Da der Beschwerdeführer nicht zur Ausübung einer unselbständigen Erwerbstätigkeit berechtigt sei, sei der Schluß, daß er über keine ausreichenden eigenen Mittel zur Bestreitung seines Lebensunterhaltes verfüge, nicht unzulässig.

Die Finanzierung des Aufenthaltes des Beschwerdeführers durch die von ihm vorgelegte "Verpflichtungserklärung" (nach dem Akteninhalt seines Vaters) sei "nicht glaubwürdig und auch nicht geeignet", die dauernde Sicherung des Lebensunterhaltes im Sinne des § 5 Abs. 1 AufG zu gewährleisten.

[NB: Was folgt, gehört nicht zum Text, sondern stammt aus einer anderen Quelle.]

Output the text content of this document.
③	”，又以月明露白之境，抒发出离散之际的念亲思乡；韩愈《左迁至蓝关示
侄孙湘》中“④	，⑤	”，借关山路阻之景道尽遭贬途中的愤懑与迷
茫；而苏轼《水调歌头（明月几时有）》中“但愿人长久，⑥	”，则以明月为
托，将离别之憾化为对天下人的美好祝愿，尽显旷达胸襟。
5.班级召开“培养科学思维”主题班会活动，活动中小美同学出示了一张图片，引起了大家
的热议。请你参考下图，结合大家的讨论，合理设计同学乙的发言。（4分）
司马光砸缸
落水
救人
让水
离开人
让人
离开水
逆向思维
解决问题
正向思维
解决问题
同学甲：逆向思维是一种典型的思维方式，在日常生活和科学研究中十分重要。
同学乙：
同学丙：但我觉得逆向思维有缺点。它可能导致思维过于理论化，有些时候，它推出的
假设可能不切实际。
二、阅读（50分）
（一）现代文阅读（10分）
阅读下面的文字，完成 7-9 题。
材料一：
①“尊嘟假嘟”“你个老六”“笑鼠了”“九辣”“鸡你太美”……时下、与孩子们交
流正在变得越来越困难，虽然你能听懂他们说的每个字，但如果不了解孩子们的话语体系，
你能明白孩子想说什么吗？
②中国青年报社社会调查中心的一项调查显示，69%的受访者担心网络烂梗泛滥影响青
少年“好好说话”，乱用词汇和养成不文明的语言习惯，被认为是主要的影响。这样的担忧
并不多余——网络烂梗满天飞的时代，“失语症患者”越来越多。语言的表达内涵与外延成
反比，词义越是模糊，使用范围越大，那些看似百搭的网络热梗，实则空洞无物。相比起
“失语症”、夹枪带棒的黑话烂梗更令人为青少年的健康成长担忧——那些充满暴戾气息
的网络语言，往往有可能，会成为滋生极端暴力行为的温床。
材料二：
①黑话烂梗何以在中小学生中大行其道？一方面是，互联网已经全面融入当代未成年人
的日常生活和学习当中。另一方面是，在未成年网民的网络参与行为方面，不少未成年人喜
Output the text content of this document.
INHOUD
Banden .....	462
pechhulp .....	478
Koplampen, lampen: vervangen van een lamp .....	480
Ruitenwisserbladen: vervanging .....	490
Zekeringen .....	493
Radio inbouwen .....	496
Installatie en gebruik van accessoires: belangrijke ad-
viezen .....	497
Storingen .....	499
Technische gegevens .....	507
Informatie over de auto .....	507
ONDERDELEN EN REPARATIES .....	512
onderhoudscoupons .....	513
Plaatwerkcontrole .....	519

Gemäß § 10 Abs. 1 Z. 2 FrG sei ein Sichtvermerk zu versagen, "wenn der Sichtvermerkswerber nicht über ausreichend EIGENE MITTEL zur Sicherung seines Lebensunterhaltes oder nicht über einen alle Risken abdeckenden Krankenversicherungsschutz" verfüge.

Der Beschwerdeführer bekämpft diesen Bescheid wegen Rechtswidrigkeit des Inhaltes und wegen Rechtswidrigkeit infolge Verletzung von Verfahrensvorschriften.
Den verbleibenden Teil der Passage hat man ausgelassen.